Travaillez-vous à National Steel Car? Contactez-nous pour nous informer des conditions de travail dans l’usine et contribuer à la création d’un comité de la base.

***

Les quelque 1200 travailleurs de l’usine National Steel Car de Hamilton, en Ontario, sont encore sous le choc de la mort d’un collègue au début du mois de juin. Quoc Le, un soudeur de 51 ans, a été écrasé à mort par une cloison dans un horrible accident le 6 juin.

Des travailleurs manifestent devant l’usine de National Steel Car à Hamilton, en Ontario, le jeudi 9 juin [Photo: Hamilton and District Labour Council] [Photo: Hamilton and District Labour Council ]

L’usine de fabrication de wagons de marchandises a été le théâtre de trois décès sur le lieu de travail, dont Le, au cours de la dernière année et demie.
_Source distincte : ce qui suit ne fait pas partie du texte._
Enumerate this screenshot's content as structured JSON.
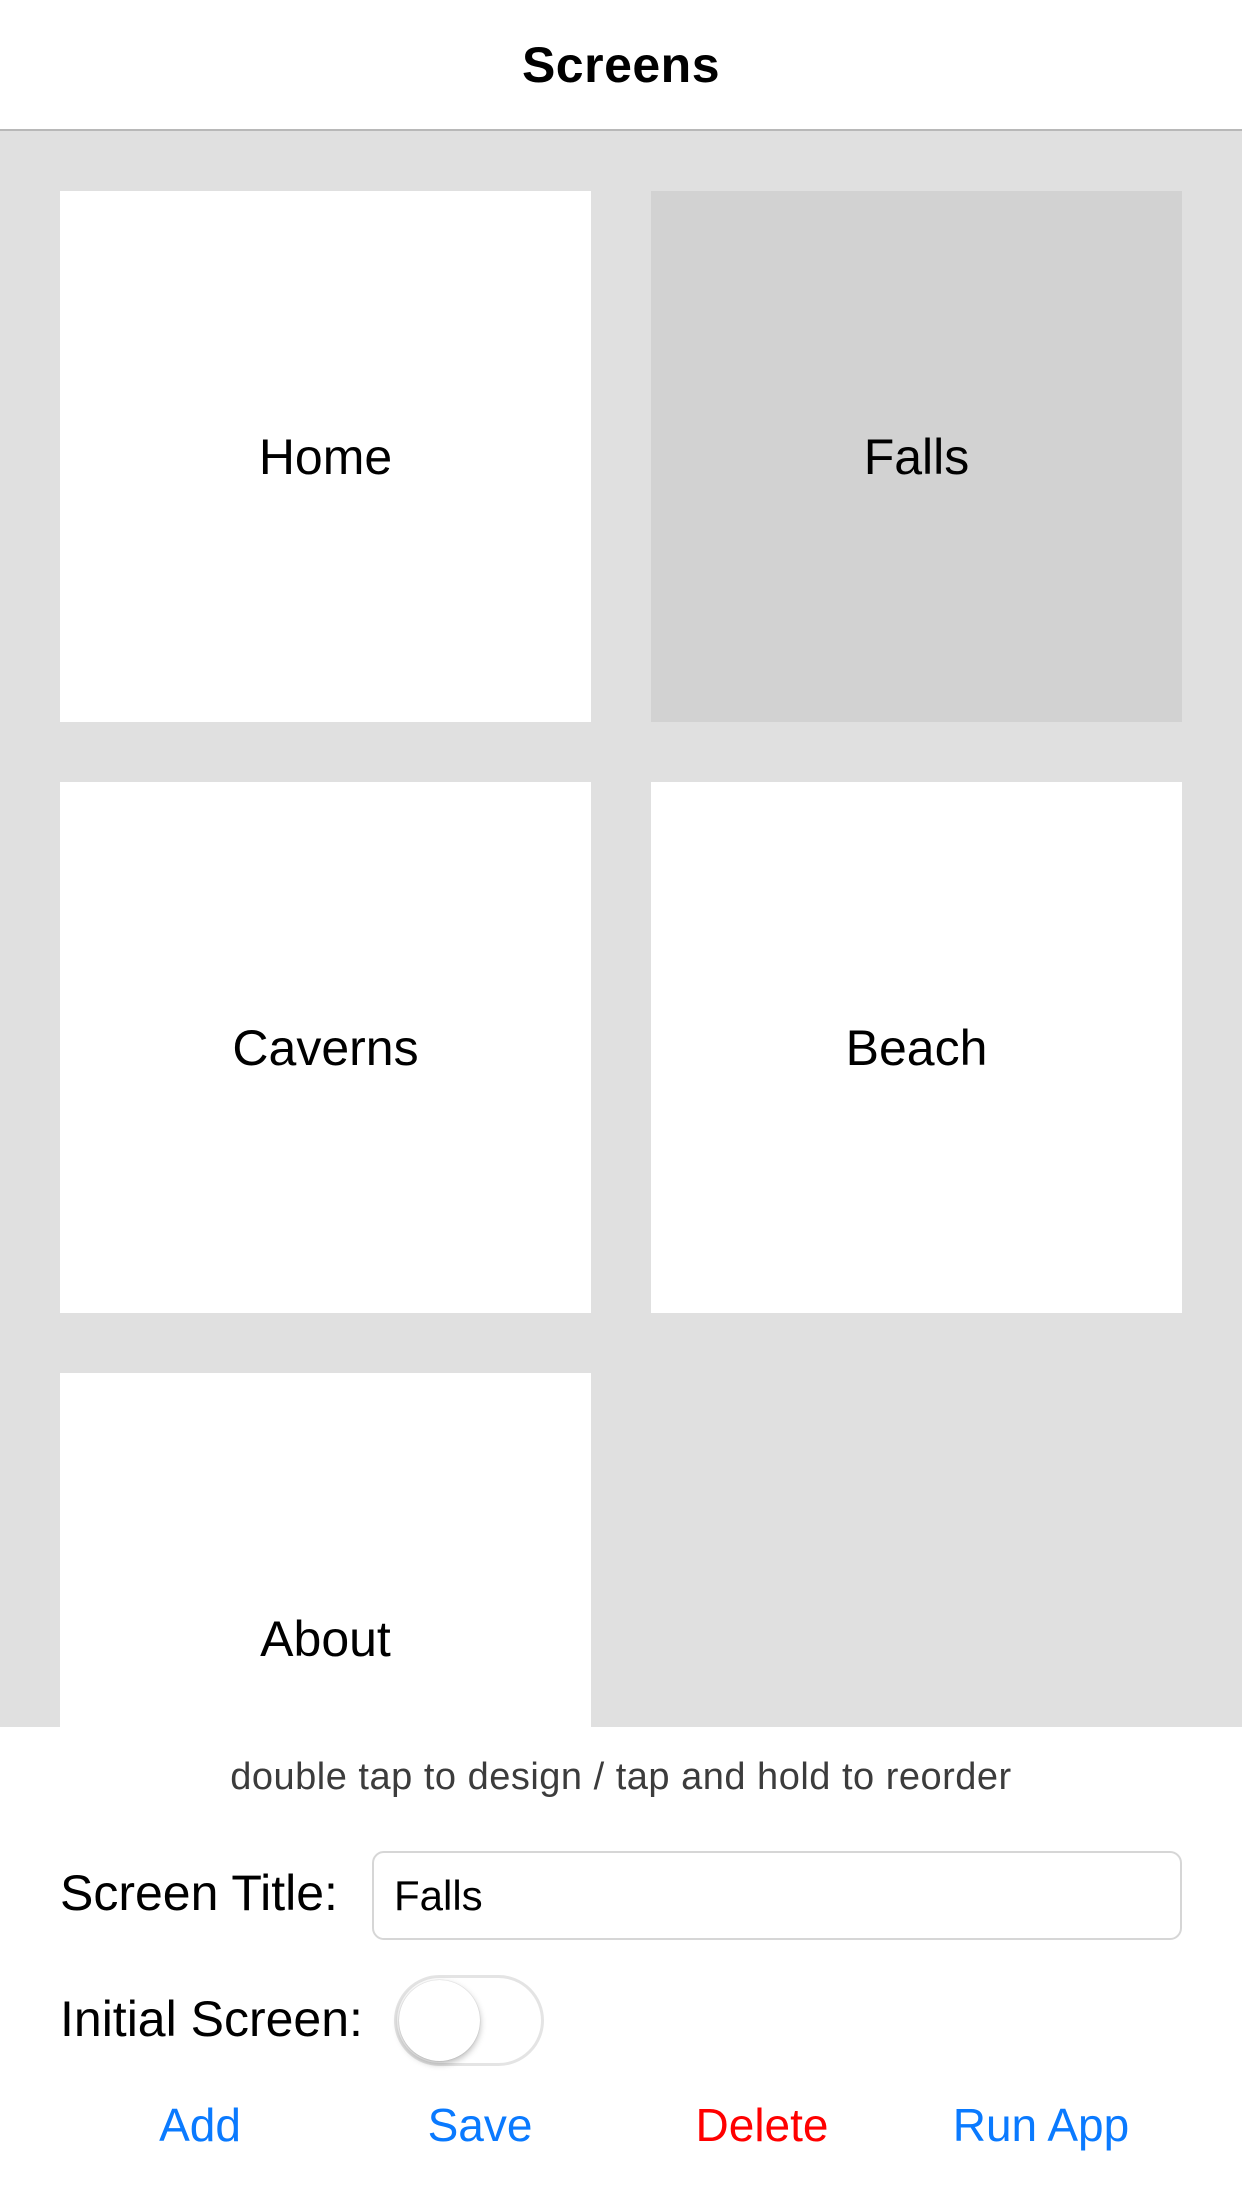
{
  "navbar": {
    "title": "Screens"
  },
  "screens": [
    {
      "label": "Home",
      "selected": false
    },
    {
      "label": "Falls",
      "selected": true
    },
    {
      "label": "Caverns",
      "selected": false
    },
    {
      "label": "Beach",
      "selected": false
    },
    {
      "label": "About",
      "selected": false
    }
  ],
  "hint": "double tap to design  /  tap and hold to reorder",
  "form": {
    "screen_title_label": "Screen Title:",
    "screen_title_value": "Falls",
    "initial_screen_label": "Initial Screen:",
    "initial_screen_on": false
  },
  "actions": {
    "add": "Add",
    "save": "Save",
    "delete": "Delete",
    "run_app": "Run App"
  },
  "colors": {
    "accent": "#0a7aff",
    "destructive": "#ff0000",
    "grid_background": "#e0e0e0",
    "selected_tile": "#d2d2d2"
  }
}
Le laxisme des normes de sécurité et la recherche vorace du profit à tout prix ont fait de l’usine l’un des lieux de travail les moins sûrs de l’Ontario.

National Steel Car a pu mettre en danger la vie des travailleurs avec l’entière complicité des gouvernements provinciaux successifs. Le ministère du Travail de l’Ontario a inspecté l’usine au moins 221 fois entre le 1er juin 2017 et le 9 juin 2022. Fait remarquable, 75 de ces visites ont eu lieu entre le 3 juin 2021 et le 3 juin 2022. Le ministère a émis 78 ordonnances contre l’entreprise au cours de cette période. Bien que le ministère du Travail ne dise pas comment National Steel Car se compare aux autres lieux de travail de l’Ontario à cet égard, la section locale 7135 du Syndicat des Métallos affirme que les inspecteurs leur ont dit qu’il y avait plus d’incidents à cet endroit que dans tout autre établissement de la région.
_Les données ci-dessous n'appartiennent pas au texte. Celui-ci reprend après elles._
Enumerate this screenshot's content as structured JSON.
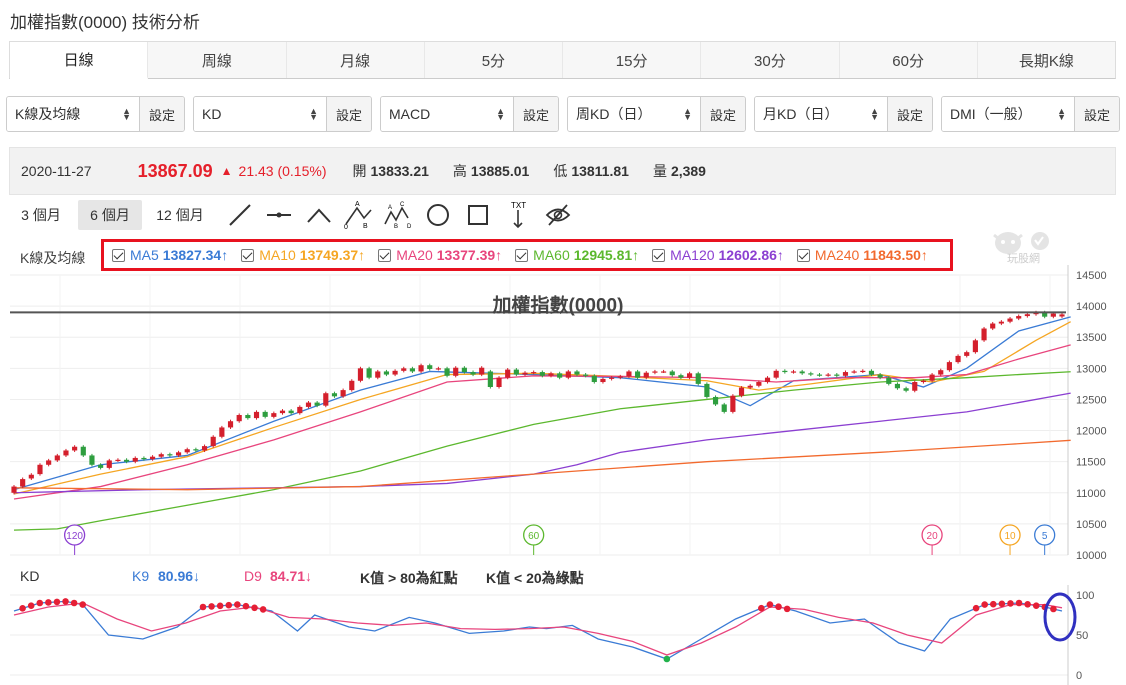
{
  "page": {
    "title": "加權指數(0000) 技術分析"
  },
  "tabs": [
    {
      "label": "日線",
      "active": true
    },
    {
      "label": "周線"
    },
    {
      "label": "月線"
    },
    {
      "label": "5分"
    },
    {
      "label": "15分"
    },
    {
      "label": "30分"
    },
    {
      "label": "60分"
    },
    {
      "label": "長期K線"
    }
  ],
  "selectors": [
    {
      "value": "K線及均線",
      "button": "設定"
    },
    {
      "value": "KD",
      "button": "設定"
    },
    {
      "value": "MACD",
      "button": "設定"
    },
    {
      "value": "周KD（日）",
      "button": "設定"
    },
    {
      "value": "月KD（日）",
      "button": "設定"
    },
    {
      "value": "DMI（一般）",
      "button": "設定"
    }
  ],
  "quote": {
    "date": "2020-11-27",
    "price": "13867.09",
    "change": "21.43 (0.15%)",
    "open_label": "開",
    "open": "13833.21",
    "high_label": "高",
    "high": "13885.01",
    "low_label": "低",
    "low": "13811.81",
    "volume_label": "量",
    "volume": "2,389"
  },
  "range_buttons": [
    "3 個月",
    "6 個月",
    "12 個月"
  ],
  "active_range": "6 個月",
  "tools": [
    "line-tool-icon",
    "horizontal-line-icon",
    "angle-icon",
    "abc-pattern-icon",
    "abcd-pattern-icon",
    "circle-icon",
    "rectangle-icon",
    "text-tool-icon",
    "hide-icon"
  ],
  "tool_text_label": "TXT",
  "ma_section_label": "K線及均線",
  "ma_legend": [
    {
      "name": "MA5",
      "value": "13827.34↑",
      "color": "#3a7bd5"
    },
    {
      "name": "MA10",
      "value": "13749.37↑",
      "color": "#f5a623"
    },
    {
      "name": "MA20",
      "value": "13377.39↑",
      "color": "#e8457d"
    },
    {
      "name": "MA60",
      "value": "12945.81↑",
      "color": "#5cb82e"
    },
    {
      "name": "MA120",
      "value": "12602.86↑",
      "color": "#8b3fd1"
    },
    {
      "name": "MA240",
      "value": "11843.50↑",
      "color": "#f26a2e"
    }
  ],
  "logo_text": "玩股網",
  "kd_legend": {
    "title": "KD",
    "k_name": "K9",
    "k_value": "80.96↓",
    "k_color": "#3a7bd5",
    "d_name": "D9",
    "d_value": "84.71↓",
    "d_color": "#e8457d",
    "note1": "K值 > 80為紅點",
    "note2": "K值 < 20為綠點"
  },
  "colors": {
    "up": "#d41f2c",
    "down": "#2e9e3f",
    "highlight_box": "#e8121f",
    "annotation_circle": "#3030c0"
  },
  "chart_data": [
    {
      "type": "candlestick",
      "title": "加權指數(0000)",
      "ylim": [
        10000,
        14500
      ],
      "yticks": [
        10000,
        10500,
        11000,
        11500,
        12000,
        12500,
        13000,
        13500,
        14000,
        14500
      ],
      "reference_line": 13900,
      "period_markers": [
        {
          "label": "120",
          "color": "#8b3fd1"
        },
        {
          "label": "60",
          "color": "#5cb82e"
        },
        {
          "label": "20",
          "color": "#e8457d"
        },
        {
          "label": "10",
          "color": "#f5a623"
        },
        {
          "label": "5",
          "color": "#3a7bd5"
        }
      ],
      "close": [
        11100,
        11220,
        11290,
        11450,
        11520,
        11600,
        11680,
        11740,
        11600,
        11450,
        11400,
        11520,
        11530,
        11500,
        11560,
        11540,
        11580,
        11620,
        11600,
        11650,
        11700,
        11680,
        11750,
        11900,
        12050,
        12150,
        12250,
        12200,
        12300,
        12220,
        12280,
        12320,
        12280,
        12380,
        12450,
        12400,
        12600,
        12550,
        12650,
        12800,
        13000,
        12850,
        12950,
        12900,
        12960,
        13000,
        12950,
        13050,
        12990,
        13000,
        12880,
        13010,
        12940,
        12900,
        13010,
        12700,
        12850,
        12980,
        12900,
        12930,
        12940,
        12880,
        12920,
        12850,
        12950,
        12900,
        12880,
        12780,
        12830,
        12850,
        12870,
        12950,
        12850,
        12930,
        12950,
        12950,
        12890,
        12850,
        12920,
        12750,
        12540,
        12420,
        12300,
        12560,
        12690,
        12720,
        12780,
        12850,
        12960,
        12940,
        12950,
        12920,
        12900,
        12890,
        12900,
        12880,
        12940,
        12950,
        12960,
        12900,
        12850,
        12750,
        12680,
        12640,
        12780,
        12800,
        12900,
        12970,
        13100,
        13200,
        13260,
        13450,
        13640,
        13720,
        13750,
        13800,
        13840,
        13870,
        13900,
        13830,
        13880,
        13867
      ],
      "open": [
        11000,
        11100,
        11230,
        11300,
        11450,
        11520,
        11600,
        11680,
        11740,
        11600,
        11450,
        11400,
        11520,
        11530,
        11500,
        11560,
        11540,
        11580,
        11620,
        11600,
        11650,
        11700,
        11680,
        11750,
        11900,
        12050,
        12150,
        12250,
        12200,
        12300,
        12220,
        12280,
        12320,
        12280,
        12380,
        12450,
        12400,
        12600,
        12550,
        12650,
        12800,
        13000,
        12850,
        12950,
        12900,
        12960,
        13000,
        12950,
        13050,
        12990,
        13000,
        12880,
        13010,
        12940,
        12900,
        12950,
        12700,
        12850,
        12980,
        12900,
        12930,
        12940,
        12880,
        12920,
        12850,
        12950,
        12900,
        12880,
        12780,
        12830,
        12850,
        12870,
        12950,
        12850,
        12930,
        12950,
        12950,
        12890,
        12850,
        12920,
        12750,
        12540,
        12420,
        12300,
        12560,
        12690,
        12720,
        12780,
        12850,
        12960,
        12940,
        12950,
        12920,
        12900,
        12890,
        12900,
        12880,
        12940,
        12950,
        12960,
        12900,
        12850,
        12750,
        12680,
        12640,
        12780,
        12800,
        12900,
        12970,
        13100,
        13200,
        13260,
        13450,
        13640,
        13720,
        13750,
        13800,
        13840,
        13870,
        13900,
        13830,
        13833
      ],
      "ma": [
        {
          "name": "MA5",
          "color": "#3a7bd5",
          "points": [
            [
              0,
              11050
            ],
            [
              10,
              11450
            ],
            [
              20,
              11600
            ],
            [
              30,
              12150
            ],
            [
              40,
              12650
            ],
            [
              48,
              12950
            ],
            [
              60,
              12900
            ],
            [
              70,
              12850
            ],
            [
              80,
              12700
            ],
            [
              85,
              12400
            ],
            [
              90,
              12800
            ],
            [
              100,
              12900
            ],
            [
              105,
              12700
            ],
            [
              110,
              13000
            ],
            [
              116,
              13600
            ],
            [
              122,
              13827
            ]
          ]
        },
        {
          "name": "MA10",
          "color": "#f5a623",
          "points": [
            [
              0,
              10980
            ],
            [
              10,
              11300
            ],
            [
              20,
              11580
            ],
            [
              30,
              12050
            ],
            [
              40,
              12500
            ],
            [
              50,
              12900
            ],
            [
              60,
              12920
            ],
            [
              70,
              12870
            ],
            [
              80,
              12800
            ],
            [
              86,
              12650
            ],
            [
              92,
              12750
            ],
            [
              100,
              12900
            ],
            [
              106,
              12780
            ],
            [
              112,
              12950
            ],
            [
              118,
              13450
            ],
            [
              122,
              13749
            ]
          ]
        },
        {
          "name": "MA20",
          "color": "#e8457d",
          "points": [
            [
              0,
              10900
            ],
            [
              10,
              11100
            ],
            [
              20,
              11450
            ],
            [
              30,
              11850
            ],
            [
              40,
              12300
            ],
            [
              50,
              12780
            ],
            [
              60,
              12880
            ],
            [
              70,
              12870
            ],
            [
              80,
              12850
            ],
            [
              88,
              12780
            ],
            [
              96,
              12850
            ],
            [
              104,
              12850
            ],
            [
              110,
              12900
            ],
            [
              116,
              13150
            ],
            [
              122,
              13377
            ]
          ]
        },
        {
          "name": "MA60",
          "color": "#5cb82e",
          "points": [
            [
              0,
              10400
            ],
            [
              5,
              10420
            ],
            [
              10,
              10550
            ],
            [
              20,
              10800
            ],
            [
              30,
              11050
            ],
            [
              40,
              11350
            ],
            [
              50,
              11750
            ],
            [
              60,
              12100
            ],
            [
              70,
              12350
            ],
            [
              80,
              12500
            ],
            [
              90,
              12650
            ],
            [
              100,
              12780
            ],
            [
              110,
              12850
            ],
            [
              116,
              12900
            ],
            [
              122,
              12945
            ]
          ]
        },
        {
          "name": "MA120",
          "color": "#8b3fd1",
          "points": [
            [
              0,
              11000
            ],
            [
              15,
              11050
            ],
            [
              30,
              11080
            ],
            [
              40,
              11100
            ],
            [
              50,
              11150
            ],
            [
              60,
              11300
            ],
            [
              65,
              11450
            ],
            [
              70,
              11650
            ],
            [
              80,
              11850
            ],
            [
              90,
              12000
            ],
            [
              100,
              12150
            ],
            [
              110,
              12300
            ],
            [
              116,
              12450
            ],
            [
              122,
              12602
            ]
          ]
        },
        {
          "name": "MA240",
          "color": "#f26a2e",
          "points": [
            [
              0,
              11080
            ],
            [
              20,
              11050
            ],
            [
              40,
              11100
            ],
            [
              60,
              11300
            ],
            [
              80,
              11500
            ],
            [
              100,
              11650
            ],
            [
              115,
              11780
            ],
            [
              122,
              11843
            ]
          ]
        }
      ]
    },
    {
      "type": "line",
      "title": "KD",
      "ylim": [
        0,
        100
      ],
      "yticks": [
        0,
        50,
        100
      ],
      "series": [
        {
          "name": "K9",
          "color": "#3a7bd5",
          "points": [
            [
              0,
              80
            ],
            [
              3,
              90
            ],
            [
              6,
              92
            ],
            [
              8,
              88
            ],
            [
              11,
              50
            ],
            [
              15,
              45
            ],
            [
              19,
              60
            ],
            [
              22,
              85
            ],
            [
              26,
              88
            ],
            [
              30,
              80
            ],
            [
              33,
              55
            ],
            [
              35,
              75
            ],
            [
              39,
              60
            ],
            [
              42,
              55
            ],
            [
              46,
              72
            ],
            [
              49,
              65
            ],
            [
              53,
              52
            ],
            [
              57,
              55
            ],
            [
              60,
              60
            ],
            [
              62,
              58
            ],
            [
              65,
              62
            ],
            [
              68,
              45
            ],
            [
              70,
              40
            ],
            [
              72,
              35
            ],
            [
              76,
              20
            ],
            [
              80,
              45
            ],
            [
              84,
              70
            ],
            [
              88,
              88
            ],
            [
              91,
              80
            ],
            [
              95,
              65
            ],
            [
              99,
              70
            ],
            [
              103,
              40
            ],
            [
              106,
              30
            ],
            [
              109,
              70
            ],
            [
              113,
              88
            ],
            [
              117,
              90
            ],
            [
              120,
              85
            ],
            [
              122,
              80
            ]
          ]
        },
        {
          "name": "D9",
          "color": "#e8457d",
          "points": [
            [
              0,
              75
            ],
            [
              4,
              85
            ],
            [
              8,
              90
            ],
            [
              12,
              70
            ],
            [
              16,
              55
            ],
            [
              20,
              65
            ],
            [
              24,
              80
            ],
            [
              28,
              85
            ],
            [
              32,
              72
            ],
            [
              36,
              70
            ],
            [
              40,
              65
            ],
            [
              44,
              62
            ],
            [
              48,
              65
            ],
            [
              52,
              58
            ],
            [
              56,
              57
            ],
            [
              60,
              58
            ],
            [
              64,
              60
            ],
            [
              68,
              52
            ],
            [
              72,
              42
            ],
            [
              76,
              25
            ],
            [
              80,
              40
            ],
            [
              84,
              60
            ],
            [
              88,
              85
            ],
            [
              92,
              82
            ],
            [
              96,
              72
            ],
            [
              100,
              65
            ],
            [
              104,
              50
            ],
            [
              108,
              40
            ],
            [
              112,
              75
            ],
            [
              116,
              88
            ],
            [
              120,
              88
            ],
            [
              122,
              84
            ]
          ]
        }
      ]
    }
  ]
}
Le WSWS a récemment interviewé un travailleur de l’usine, qui a demandé à rester anonyme par crainte de représailles de la part de l’entreprise. À propos de la mort de Le, le travailleur a déclaré: «En ce qui concerne les ordres du ministère du Travail, l’entreprise a le droit de faire appel de tout ordre qu’elle juge «onéreux».
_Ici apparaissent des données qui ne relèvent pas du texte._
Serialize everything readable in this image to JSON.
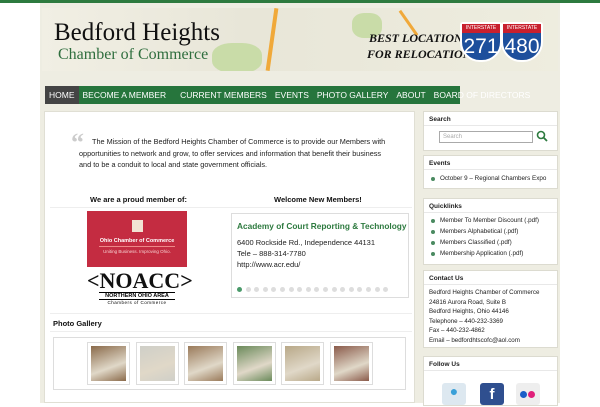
{
  "header": {
    "title": "Bedford Heights",
    "subtitle": "Chamber of Commerce",
    "slogan1": "BEST LOCATION...",
    "slogan2": "FOR RELOCATION!",
    "shield1": "271",
    "shield2": "480",
    "shield_label": "INTERSTATE"
  },
  "nav": [
    "HOME",
    "BECOME A MEMBER",
    "CURRENT MEMBERS",
    "EVENTS",
    "PHOTO GALLERY",
    "ABOUT",
    "BOARD OF DIRECTORS"
  ],
  "mission": "The Mission of the Bedford Heights Chamber of Commerce is to provide our Members with opportunities to network and grow, to offer services and information that benefit their business and to be a conduit to local and state government officials.",
  "member_heading": "We are a proud member of:",
  "ohio": {
    "name": "Ohio Chamber of Commerce",
    "tagline": "Uniting Business. Improving Ohio."
  },
  "noacc": {
    "name": "<NOACC>",
    "line1": "NORTHERN OHIO AREA",
    "line2": "Chambers of Commerce"
  },
  "welcome": {
    "heading": "Welcome New Members!",
    "name": "Academy of Court Reporting & Technology",
    "address": "6400 Rockside Rd., Independence 44131",
    "phone": "Tele – 888-314-7780",
    "url": "http://www.acr.edu/",
    "slide_count": 18,
    "active_slide": 1
  },
  "gallery": {
    "heading": "Photo Gallery",
    "photos": [
      "#8a6a4a",
      "#cfcfc8",
      "#9a7a5a",
      "#6a8a5a",
      "#b8a888",
      "#8a5a4a"
    ]
  },
  "sidebar": {
    "search": {
      "title": "Search",
      "placeholder": "Search"
    },
    "events": {
      "title": "Events",
      "items": [
        "October 9 – Regional Chambers Expo"
      ]
    },
    "quicklinks": {
      "title": "Quicklinks",
      "items": [
        "Member To Member Discount (.pdf)",
        "Members Alphabetical (.pdf)",
        "Members Classified (.pdf)",
        "Membership Application (.pdf)"
      ]
    },
    "contact": {
      "title": "Contact Us",
      "lines": [
        "Bedford Heights Chamber of Commerce",
        "24816 Aurora Road, Suite B",
        "Bedford Heights, Ohio 44146",
        "Telephone – 440-232-3369",
        "Fax – 440-232-4862",
        "Email – bedfordhtscofc@aol.com"
      ]
    },
    "follow": {
      "title": "Follow Us"
    }
  },
  "colors": {
    "green": "#26753c",
    "ohio_red": "#c42c41"
  }
}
«Après l’incident de M. Le, j’ai observé les superviseurs et le chef de ligne s’assurer que toutes les procédures de sécurité qui étaient censées être prises, l’étaient effectivement. Il s’agit essentiellement de l’aveu d’une approche laxiste de la sécurité.»

National Steel Car est une entreprise de plusieurs millions de dollars et le plus grand fabricant de wagons de marchandises au Canada. Elle compte parmi ses clients de nombreux chemins de fer de classe I en Amérique du Nord, comme le Canadien Pacifique, le Canadien National, le BNSF et le Norfolk Southern.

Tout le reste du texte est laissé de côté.